- Education: University of Oxford University of Plymouth
- Scientific career
- Workplaces: University of Bristol University of Liverpool University of Reading
- Thesis: An investigation of the effects of land use upon water quality in the Windrush catchment (1990)

= Penny Johnes =

British environmental scientist

Penny Johnes is a British environmental scientist who is a professor of biogeochemistry at the University of Bristol. Her work focuses on the biogeochemistry of aquatic systems and the effects of food production and environmental change on inland and coastal water quality. She has advised the UK Government and intergovernmental organisations on nutrient enrichment in aquatic environments and its ecological consequences. She served as Chair of the Department for Environment, Food and Rural Affairs Water Expert Advisory Group.

== Early life and education ==
Johnes earned a BSc in Environmental Science at the University of Plymouth in 1986. She completed her doctorate at the University of Oxford in 1990, where she studied the effects of land use on water quality. Her doctoral research, funded by the Natural Environment Research Council, examined the effects of agricultural practices on water quality in lowland catchments. It provided early evidence of the quantitative importance of dissolved organic and particulate nutrient fractions and the role of extreme high‑flow events in transporting particulate‑bound nutrients to water bodies. She then worked as a postdoctoral scientist at the University of Liverpool with Brian Moss, where she developed a new lake classification system for the UK, and novel understanding of nitrogen–phosphorus co‑limitation in eutrophic waters.

== Research and career ==
Johnes was appointed to the University of Reading in 1993, where she was made a Reader in Freshwater Science in 1997, and full Professor of Freshwater Science in 2002. She became director of the Aquatic Environments Research Centre and executive director of HYDRA, a research partnership linking hydrosciences researchers at universities and research institutes across the UK. She joined the University of Bristol in 2014 where her research has focused on the role of dissolved organic matter (DOM) in biodiversity loss within freshwater ecosystems, the development of integrated management approaches to address multiple environmental stressors, and the use of robust scientific evidence to inform environmental policy.
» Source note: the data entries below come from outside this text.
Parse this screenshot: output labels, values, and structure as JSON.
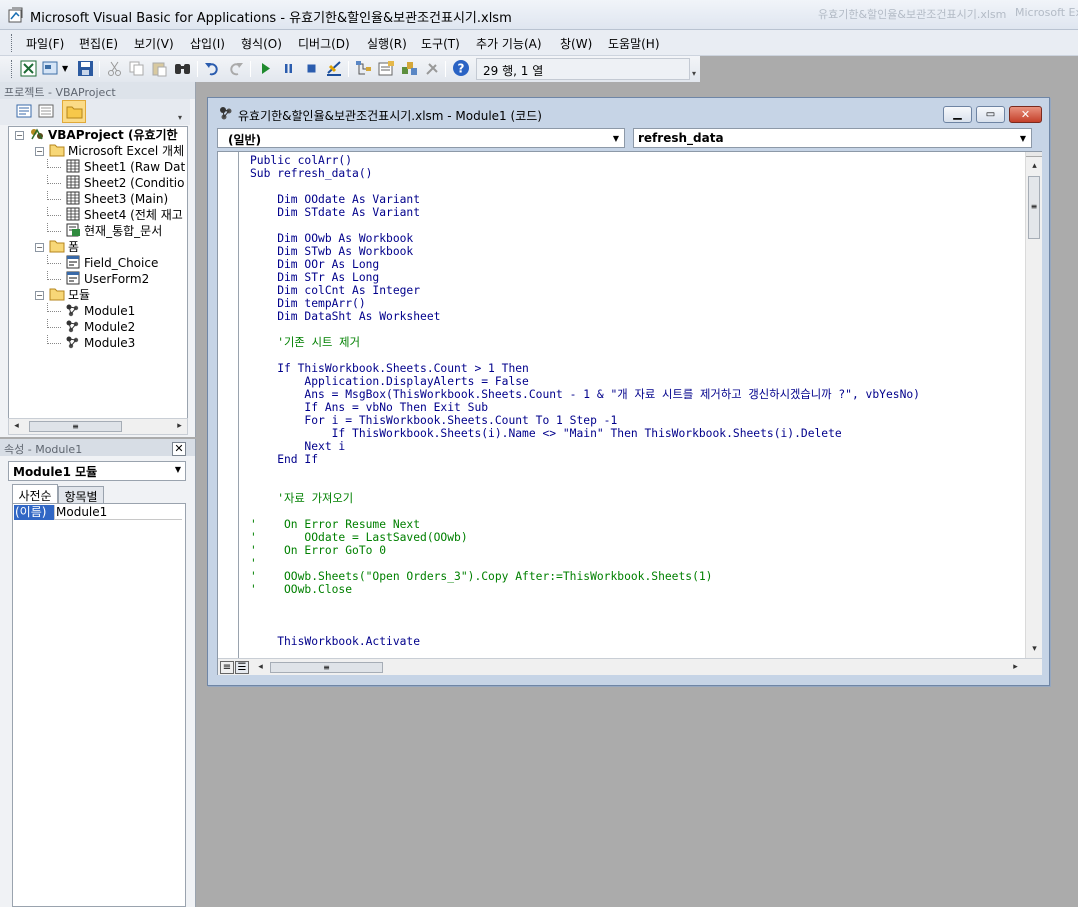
{
  "window": {
    "title": "Microsoft Visual Basic for Applications - 유효기한&할인율&보관조건표시기.xlsm",
    "ghost_text_1": "유효기한&할인율&보관조건표시기.xlsm",
    "ghost_text_2": "Microsoft Excel"
  },
  "menu": [
    "파일(F)",
    "편집(E)",
    "보기(V)",
    "삽입(I)",
    "형식(O)",
    "디버그(D)",
    "실행(R)",
    "도구(T)",
    "추가 기능(A)",
    "창(W)",
    "도움말(H)"
  ],
  "toolbar": {
    "position": "29 행, 1 열",
    "icons": [
      "excel-view-icon",
      "insert-object-icon",
      "save-icon",
      "cut-icon",
      "copy-icon",
      "paste-icon",
      "find-icon",
      "undo-icon",
      "redo-icon",
      "run-icon",
      "break-icon",
      "reset-icon",
      "design-mode-icon",
      "project-explorer-icon",
      "properties-icon",
      "object-browser-icon",
      "toolbox-icon",
      "help-icon"
    ]
  },
  "project_pane": {
    "title": "프로젝트 - VBAProject",
    "tree": [
      {
        "label": "VBAProject (유효기한",
        "level": 0,
        "expander": "−",
        "icon": "vba-project-icon",
        "bold": true
      },
      {
        "label": "Microsoft Excel 개체",
        "level": 1,
        "expander": "−",
        "icon": "folder-icon"
      },
      {
        "label": "Sheet1 (Raw Dat",
        "level": 2,
        "icon": "sheet-icon"
      },
      {
        "label": "Sheet2 (Conditio",
        "level": 2,
        "icon": "sheet-icon"
      },
      {
        "label": "Sheet3 (Main)",
        "level": 2,
        "icon": "sheet-icon"
      },
      {
        "label": "Sheet4 (전체 재고",
        "level": 2,
        "icon": "sheet-icon"
      },
      {
        "label": "현재_통합_문서",
        "level": 2,
        "icon": "workbook-icon"
      },
      {
        "label": "폼",
        "level": 1,
        "expander": "−",
        "icon": "folder-icon"
      },
      {
        "label": "Field_Choice",
        "level": 2,
        "icon": "form-icon"
      },
      {
        "label": "UserForm2",
        "level": 2,
        "icon": "form-icon"
      },
      {
        "label": "모듈",
        "level": 1,
        "expander": "−",
        "icon": "folder-icon"
      },
      {
        "label": "Module1",
        "level": 2,
        "icon": "module-icon"
      },
      {
        "label": "Module2",
        "level": 2,
        "icon": "module-icon"
      },
      {
        "label": "Module3",
        "level": 2,
        "icon": "module-icon"
      }
    ]
  },
  "properties_pane": {
    "title": "속성 - Module1",
    "object": "Module1 모듈",
    "tabs": [
      "사전순",
      "항목별"
    ],
    "rows": [
      {
        "name": "(이름)",
        "value": "Module1"
      }
    ]
  },
  "code_window": {
    "title": "유효기한&할인율&보관조건표시기.xlsm - Module1 (코드)",
    "object_dropdown": "(일반)",
    "proc_dropdown": "refresh_data",
    "lines": [
      {
        "t": "Public colArr()",
        "c": "kw"
      },
      {
        "t": "Sub refresh_data()",
        "c": "kw"
      },
      {
        "t": "",
        "c": "kw"
      },
      {
        "t": "    Dim OOdate As Variant",
        "c": "kw"
      },
      {
        "t": "    Dim STdate As Variant",
        "c": "kw"
      },
      {
        "t": "",
        "c": "kw"
      },
      {
        "t": "    Dim OOwb As Workbook",
        "c": "kw"
      },
      {
        "t": "    Dim STwb As Workbook",
        "c": "kw"
      },
      {
        "t": "    Dim OOr As Long",
        "c": "kw"
      },
      {
        "t": "    Dim STr As Long",
        "c": "kw"
      },
      {
        "t": "    Dim colCnt As Integer",
        "c": "kw"
      },
      {
        "t": "    Dim tempArr()",
        "c": "kw"
      },
      {
        "t": "    Dim DataSht As Worksheet",
        "c": "kw"
      },
      {
        "t": "",
        "c": "kw"
      },
      {
        "t": "    '기존 시트 제거",
        "c": "cm"
      },
      {
        "t": "",
        "c": "kw"
      },
      {
        "t": "    If ThisWorkbook.Sheets.Count > 1 Then",
        "c": "kw"
      },
      {
        "t": "        Application.DisplayAlerts = False",
        "c": "kw"
      },
      {
        "t": "        Ans = MsgBox(ThisWorkbook.Sheets.Count - 1 & \"개 자료 시트를 제거하고 갱신하시겠습니까 ?\", vbYesNo)",
        "c": "kw"
      },
      {
        "t": "        If Ans = vbNo Then Exit Sub",
        "c": "kw"
      },
      {
        "t": "        For i = ThisWorkbook.Sheets.Count To 1 Step -1",
        "c": "kw"
      },
      {
        "t": "            If ThisWorkbook.Sheets(i).Name <> \"Main\" Then ThisWorkbook.Sheets(i).Delete",
        "c": "kw"
      },
      {
        "t": "        Next i",
        "c": "kw"
      },
      {
        "t": "    End If",
        "c": "kw"
      },
      {
        "t": "",
        "c": "kw"
      },
      {
        "t": "",
        "c": "kw"
      },
      {
        "t": "    '자료 가져오기",
        "c": "cm"
      },
      {
        "t": "",
        "c": "kw"
      },
      {
        "t": "'    On Error Resume Next",
        "c": "cm"
      },
      {
        "t": "'       OOdate = LastSaved(OOwb)",
        "c": "cm"
      },
      {
        "t": "'    On Error GoTo 0",
        "c": "cm"
      },
      {
        "t": "'",
        "c": "cm"
      },
      {
        "t": "'    OOwb.Sheets(\"Open Orders_3\").Copy After:=ThisWorkbook.Sheets(1)",
        "c": "cm"
      },
      {
        "t": "'    OOwb.Close",
        "c": "cm"
      },
      {
        "t": "",
        "c": "kw"
      },
      {
        "t": "",
        "c": "kw"
      },
      {
        "t": "",
        "c": "kw"
      },
      {
        "t": "    ThisWorkbook.Activate",
        "c": "kw"
      }
    ]
  }
}
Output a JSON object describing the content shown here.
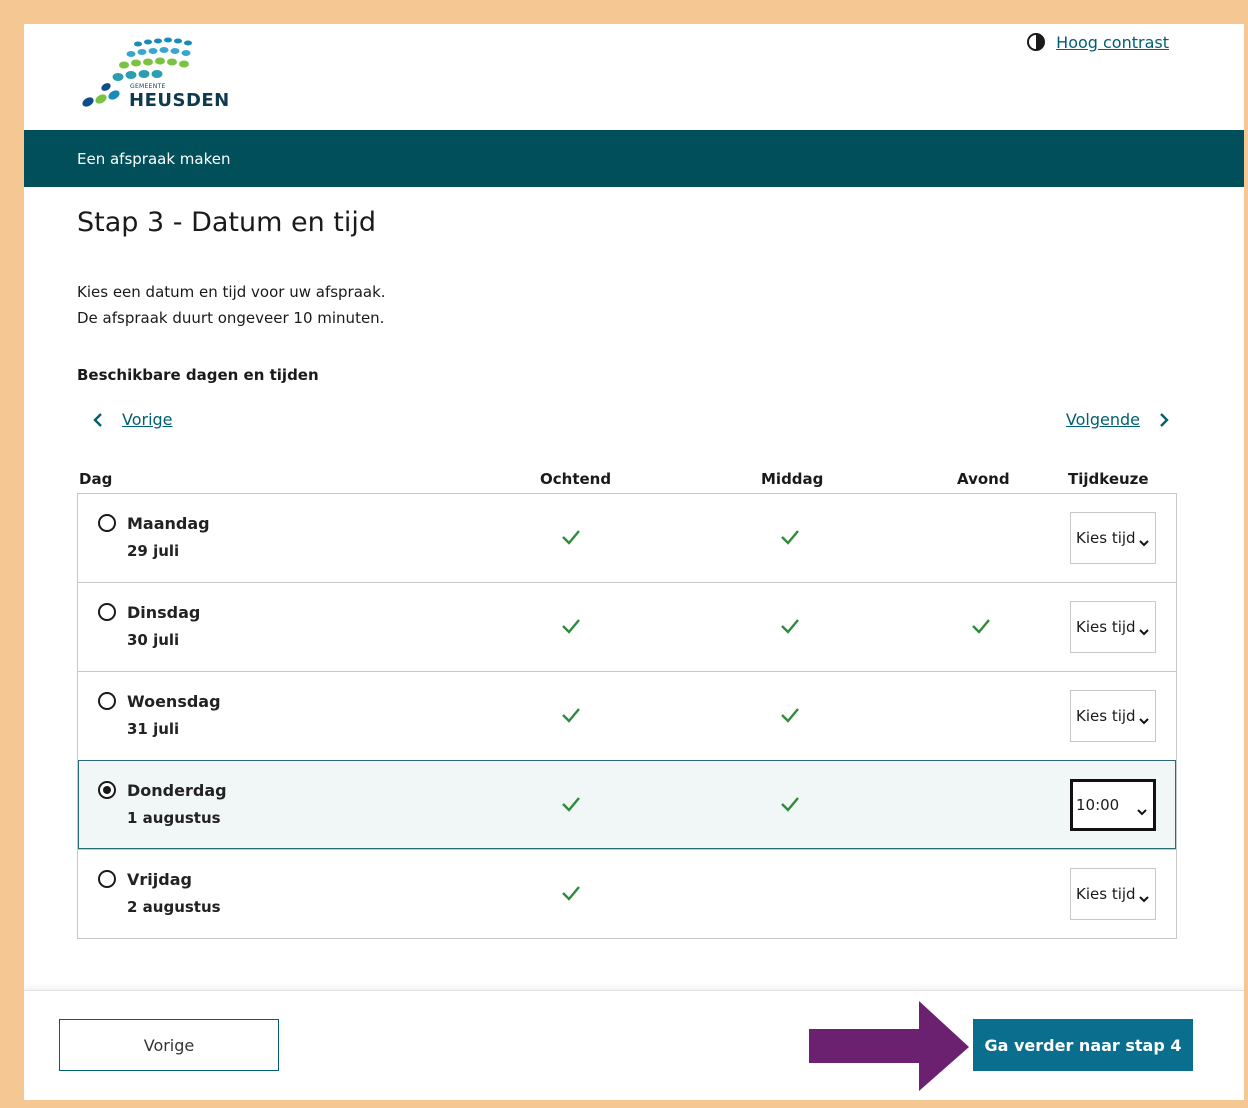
{
  "header": {
    "logo_name": "HEUSDEN",
    "logo_prefix": "GEMEENTE",
    "contrast_label": "Hoog contrast",
    "band_title": "Een afspraak maken"
  },
  "page": {
    "title": "Stap 3 - Datum en tijd",
    "intro_line1": "Kies een datum en tijd voor uw afspraak.",
    "intro_line2": "De afspraak duurt ongeveer 10 minuten.",
    "section_label": "Beschikbare dagen en tijden",
    "nav_prev": "Vorige",
    "nav_next": "Volgende"
  },
  "table": {
    "headers": {
      "dag": "Dag",
      "ochtend": "Ochtend",
      "middag": "Middag",
      "avond": "Avond",
      "tijdkeuze": "Tijdkeuze"
    },
    "rows": [
      {
        "day": "Maandag",
        "date": "29 juli",
        "ochtend": true,
        "middag": true,
        "avond": false,
        "selected": false,
        "time": "Kies tijd"
      },
      {
        "day": "Dinsdag",
        "date": "30 juli",
        "ochtend": true,
        "middag": true,
        "avond": true,
        "selected": false,
        "time": "Kies tijd"
      },
      {
        "day": "Woensdag",
        "date": "31 juli",
        "ochtend": true,
        "middag": true,
        "avond": false,
        "selected": false,
        "time": "Kies tijd"
      },
      {
        "day": "Donderdag",
        "date": "1 augustus",
        "ochtend": true,
        "middag": true,
        "avond": false,
        "selected": true,
        "time": "10:00"
      },
      {
        "day": "Vrijdag",
        "date": "2 augustus",
        "ochtend": true,
        "middag": false,
        "avond": false,
        "selected": false,
        "time": "Kies tijd"
      }
    ]
  },
  "footer": {
    "back_label": "Vorige",
    "next_label": "Ga verder naar stap 4"
  },
  "colors": {
    "band": "#004f5a",
    "link": "#005f73",
    "check": "#2e8b3a",
    "primary_button": "#0a6f8e",
    "annotation_arrow": "#6b2170",
    "frame": "#f5c792"
  },
  "icons": [
    "half-circle-contrast-icon",
    "chevron-left-icon",
    "chevron-right-icon",
    "check-icon",
    "chevron-down-icon",
    "arrow-right-icon"
  ]
}
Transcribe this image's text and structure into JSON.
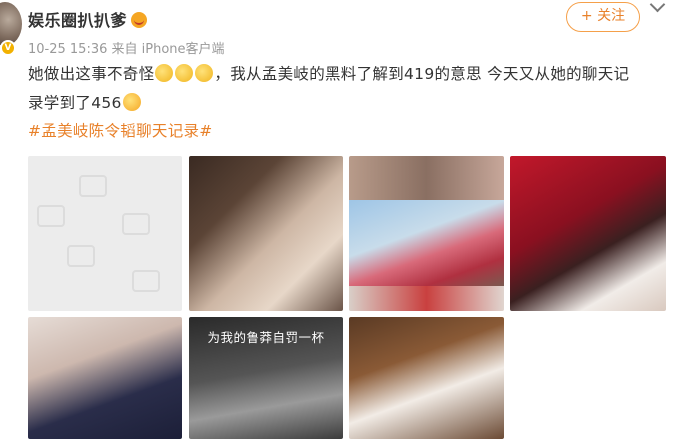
{
  "post": {
    "username": "娱乐圈扒扒爹",
    "verified_badge": "V",
    "timestamp": "10-25 15:36",
    "source": "来自 iPhone客户端",
    "follow_label": "+ 关注",
    "text_part1": "她做出这事不奇怪",
    "text_part2": "，我从孟美岐的黑料了解到419的意思 今天又从她的聊天记",
    "text_part3": "录学到了456",
    "hashtag": "#孟美岐陈令韬聊天记录#"
  },
  "photos": [
    {
      "name": "photo-placeholder"
    },
    {
      "name": "photo-portrait-woman"
    },
    {
      "name": "photo-collage-red-hair"
    },
    {
      "name": "photo-red-background-portrait"
    },
    {
      "name": "photo-dark-velvet"
    },
    {
      "name": "photo-bw-drinking",
      "caption": "为我的鲁莽自罚一杯"
    },
    {
      "name": "photo-restaurant-selfie"
    }
  ],
  "colors": {
    "accent": "#e8812a",
    "text": "#333333",
    "meta": "#999999"
  }
}
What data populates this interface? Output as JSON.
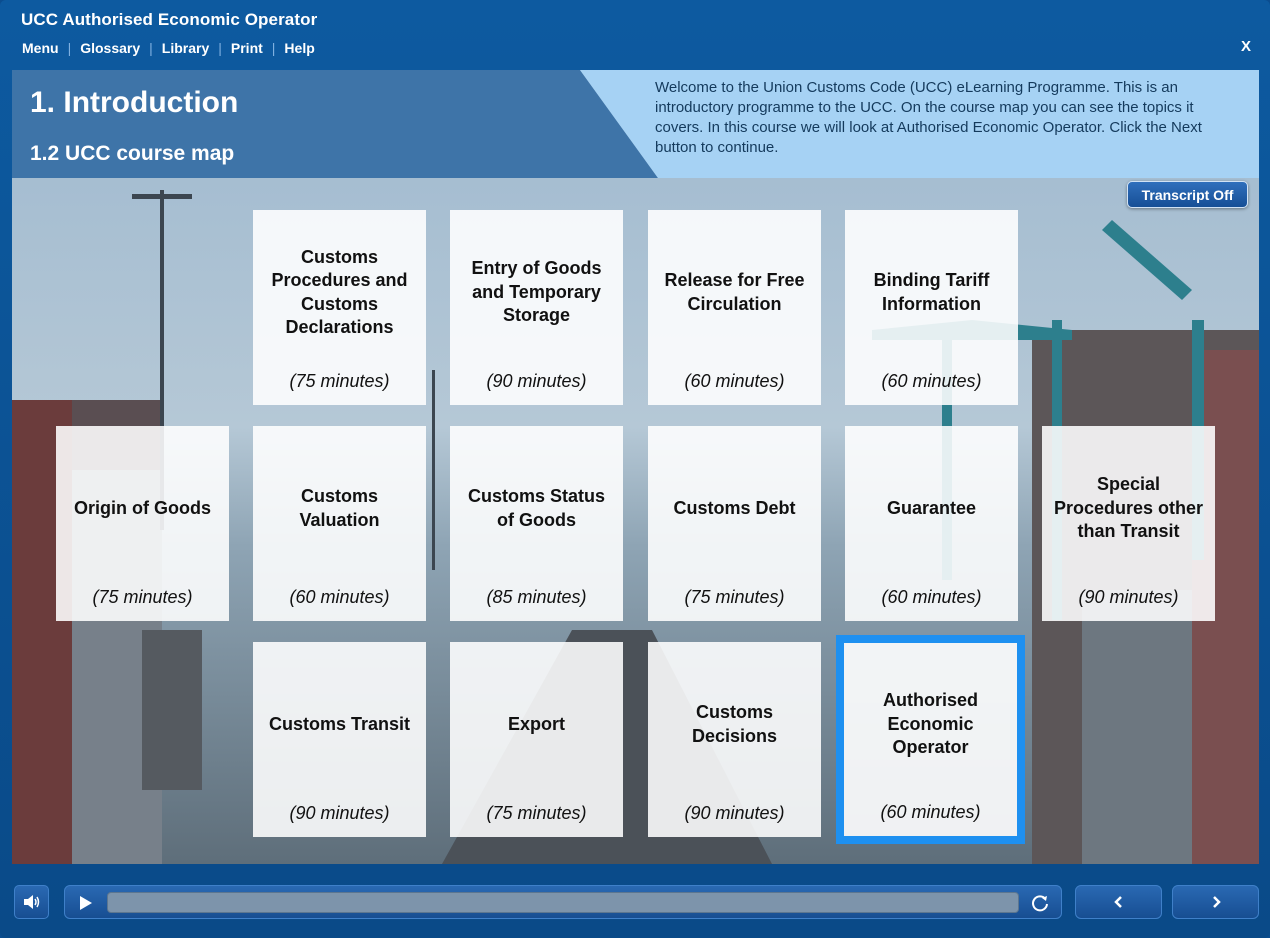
{
  "app": {
    "title": "UCC  Authorised Economic Operator",
    "nav": [
      "Menu",
      "Glossary",
      "Library",
      "Print",
      "Help"
    ],
    "close_label": "X"
  },
  "header": {
    "title": "1. Introduction",
    "subtitle": "1.2 UCC course map",
    "intro_text": "Welcome to the Union Customs Code (UCC) eLearning Programme. This is an introductory programme to the UCC. On the course map you can see the topics it covers. In this course we will look at Authorised Economic Operator. Click the Next button to continue."
  },
  "transcript_button": "Transcript Off",
  "tiles": [
    {
      "title": "Customs Procedures and Customs Declarations",
      "duration": "(75 minutes)"
    },
    {
      "title": "Entry of Goods and Temporary Storage",
      "duration": "(90 minutes)"
    },
    {
      "title": "Release for Free Circulation",
      "duration": "(60 minutes)"
    },
    {
      "title": "Binding Tariff Information",
      "duration": "(60 minutes)"
    },
    {
      "title": "Origin of Goods",
      "duration": "(75 minutes)"
    },
    {
      "title": "Customs Valuation",
      "duration": "(60 minutes)"
    },
    {
      "title": "Customs Status of Goods",
      "duration": "(85 minutes)"
    },
    {
      "title": "Customs Debt",
      "duration": "(75 minutes)"
    },
    {
      "title": "Guarantee",
      "duration": "(60 minutes)"
    },
    {
      "title": "Special Procedures other than Transit",
      "duration": "(90 minutes)"
    },
    {
      "title": "Customs Transit",
      "duration": "(90 minutes)"
    },
    {
      "title": "Export",
      "duration": "(75 minutes)"
    },
    {
      "title": "Customs Decisions",
      "duration": "(90 minutes)"
    },
    {
      "title": "Authorised Economic Operator",
      "duration": "(60 minutes)"
    }
  ],
  "selected_tile": "Authorised Economic Operator",
  "controls": {
    "audio_icon": "speaker-icon",
    "play_icon": "play-icon",
    "replay_icon": "replay-icon",
    "prev_icon": "chevron-left-icon",
    "next_icon": "chevron-right-icon",
    "progress": 0
  },
  "colors": {
    "frame": "#0d5aa0",
    "header_dark": "#3e74a8",
    "header_light": "#a6d2f4",
    "selected_border": "#1e90f0"
  }
}
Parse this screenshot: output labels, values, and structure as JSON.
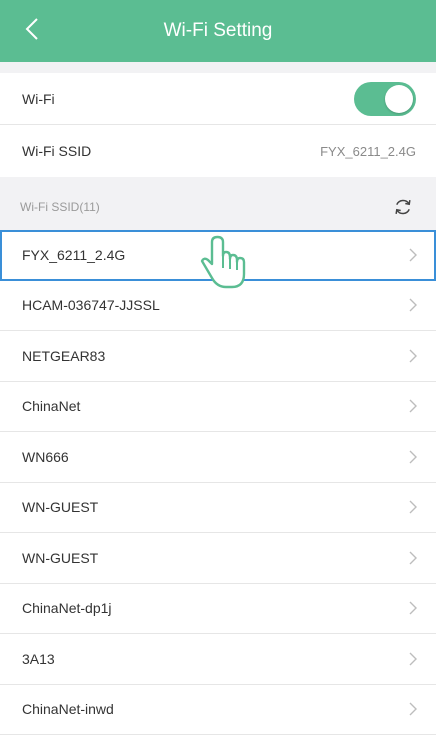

Johnes' research has explained the significance of organic and particulate nitrogen and phosphorus in total nutrient loads delivered to freshwaters from sources in their catchments, the influence of short-term extreme flow events on nutrient cycling dynamics in soils, wetlands, and freshwater systems, and the importance of defining quasi-homogeneous geoclimatic units (areas of land that share similar environmental and climatic characteristics) for scaling nutrient flux models from local to national levels. Her work has advanced knowledge of pollutant sources, transport pathways, and biogeochemical processing in freshwaters and their catchments. She has also developed a suite of advanced analytical and high‑resolution monitoring technologies to examine fine‑scale variability in nutrient fluxes and composition in complex catchment systems and within waterbodies as they flush from land to sea.